Ovarian cancer detection may become easier and without an expensive bill attached as researchers developed the first test that screens for this and seven other common cancer types using a simple blood sample.
The test, called CancerSEEK, measures the levels of proteins specific for eight common cancers in the U.S., five of which have no current standard screening test, and detects mutations in cancer genes from DNA circulating in the blood.
“The use of a combination of selected biomarkers for early detection has the potential to change the way we screen for cancer, and it is based on the same rationale for using combinations of drugs to treat cancers,” study lead author Nickolas Papadopoulos, PhD, professor of oncology and pathology at Johns Hopkins University School of Medicine, said in a press release.
The study, “Detection and localization of surgically resectable cancers with a multi-analyte blood test,” was published in the journal Science.
The researchers at Johns Hopkins Kimmel Cancer Center began testing several genes and proteins and came down to segments of 16 genes and eight proteins to test further.
They tested it in 812 healthy controls and found only seven false positives – when a condition is detected as present when in fact it is not – rendering a 99 percent specificity for cancer.
“Very high specificity was essential because false-positive results can subject patients to unnecessary invasive follow-up tests and procedures to confirm the presence of cancer,” said Kenneth Kinzler, PhD, a professor of oncology and the co-director of the Ludwig Center for Cancer Genetics at Johns Hopkins.
They then evaluated the test’s performance in 1,005 patients with non-metastatic ovarian cancer, ranging from early to advanced stages (I to III), and seven additional cancers – liver, stomach, pancreas, esophagus, colorectum, lung, and breast.
The test’s sensitivity (its ability to detect cancer) was the highest for ovarian cancer – 98 percent – and the lowest for breast cancer – 33 percent. The median overall sensitivity was 70 percent.
“A novelty of our classification method is that it combines the probability of observing various DNA mutations together with the levels of several proteins in order to make the final call,” said Cristian Tomasetti, PhD, associate professor of oncology and biostatistics, who developed the algorithm.
“Another new aspect of our approach is that it uses machine learning to enable the test to accurately determine the location of a tumor down to a small number of anatomic sites in 83 percent of patients,” he said.
While the test only detects a small subset of cancer types, many of them would likely go undetected because no current screening tests exist for them.
“Many of the most promising cancer treatments we have today only benefit a small minority of cancer patients, and we consider them major breakthroughs. If we are going to make progress in early cancer detection, we have to begin looking at it in a more realistic way, recognizing that no test will detect all cancers,” said Bert Vogelstein, MD, co-director of the Ludwig Center, Clayton Professor of Oncology, and investigator at the Howard Hughes Medical Institute at Johns Hopkins.
The CancerSEEK test is the outcome of decades of international research into the genetic basis of cancer, and based at the Ludwig Center at Johns Hopkins,
The number of DNA bases analyzed in the CancerSEEK test was carefully determined according to the principle of diminishing returns.
“The more DNA bases you assay, the more mutations you are capable of finding, but eventually you reach a point of diminishing returns,” Cohen said. “We designed our test to reflect this point of diminishing returns, including the DNA markers that were useful to detecting the cancers and eliminating those that did not add benefit.”
As a result, they included a low but highly representative number of markers of cancerous DNA.
“Circulating tumor DNA mutations can be highly specific markers for cancer. To capitalize on this inherent specificity, we sought to develop a small yet robust panel that could detect at least one mutation in the vast majority of cancers,” said Joshua Cohen, an MD-PhD student at the Johns Hopkins School of Medicine and the study’s first author. “In fact, keeping the mutation panel small is essential to minimize false-positive results and keep such screening tests affordable.”

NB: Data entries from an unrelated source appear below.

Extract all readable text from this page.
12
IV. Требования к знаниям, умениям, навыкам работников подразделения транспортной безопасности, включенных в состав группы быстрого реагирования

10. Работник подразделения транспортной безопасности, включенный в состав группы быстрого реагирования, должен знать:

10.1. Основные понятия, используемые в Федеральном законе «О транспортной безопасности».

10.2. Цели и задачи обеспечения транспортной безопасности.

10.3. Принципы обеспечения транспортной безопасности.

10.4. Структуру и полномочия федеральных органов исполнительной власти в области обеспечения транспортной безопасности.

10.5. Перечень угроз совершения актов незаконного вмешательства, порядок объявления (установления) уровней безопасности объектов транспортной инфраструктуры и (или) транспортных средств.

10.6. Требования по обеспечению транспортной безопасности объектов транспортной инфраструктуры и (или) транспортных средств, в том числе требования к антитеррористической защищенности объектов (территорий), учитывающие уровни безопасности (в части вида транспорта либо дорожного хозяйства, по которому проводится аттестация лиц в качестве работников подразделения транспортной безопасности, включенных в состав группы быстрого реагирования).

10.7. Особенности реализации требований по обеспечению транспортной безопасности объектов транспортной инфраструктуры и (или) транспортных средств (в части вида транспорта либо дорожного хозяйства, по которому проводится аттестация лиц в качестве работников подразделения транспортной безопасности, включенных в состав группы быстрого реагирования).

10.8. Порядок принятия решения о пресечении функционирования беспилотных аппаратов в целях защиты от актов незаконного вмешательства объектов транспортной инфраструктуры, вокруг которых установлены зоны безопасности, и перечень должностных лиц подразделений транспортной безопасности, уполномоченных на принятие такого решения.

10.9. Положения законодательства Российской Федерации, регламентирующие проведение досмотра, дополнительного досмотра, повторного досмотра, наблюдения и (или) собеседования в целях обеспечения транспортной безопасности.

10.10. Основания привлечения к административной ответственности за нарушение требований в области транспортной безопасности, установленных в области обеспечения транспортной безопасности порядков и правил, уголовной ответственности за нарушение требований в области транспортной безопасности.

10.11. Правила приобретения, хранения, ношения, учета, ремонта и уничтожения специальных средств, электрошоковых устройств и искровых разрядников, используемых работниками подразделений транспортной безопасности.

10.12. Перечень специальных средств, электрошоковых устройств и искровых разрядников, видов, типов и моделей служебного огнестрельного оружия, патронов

“This test represents the next step in changing the focus of cancer research from late-stage disease to early disease, which I believe will be critical to reducing cancer deaths in the long term,” Vogelstein added.
The CancerSEEK test is performed as a routine blood test, with the potential to be included in routine clinical practice and substantially impact patients’ lives.
“Earlier detection provides many ways to improve outcomes for patients. Optimally, cancers would be detected early enough that they could be cured by surgery alone, but even cancers that are not curable by surgery alone will respond better to systemic therapies when there is less advanced disease,” said Anne Marie Lennon, MD, PhD, associate professor of medicine, surgery, and radiology, clinical director of gastroenterology, and director of the Multidisciplinary Pancreatic Cyst Program.
Also, the price of the test is in line with currently available screening tests for single cancers, such as a colonoscopy for colorectal cancer. Researchers estimate that the CancerSEEK test will eventually cost less than $500.
“To actually establish the clinical utility of CancerSEEK and to demonstrate that it can save lives, prospective studies of all incident cancer types in a large population will be required,” the study concluded.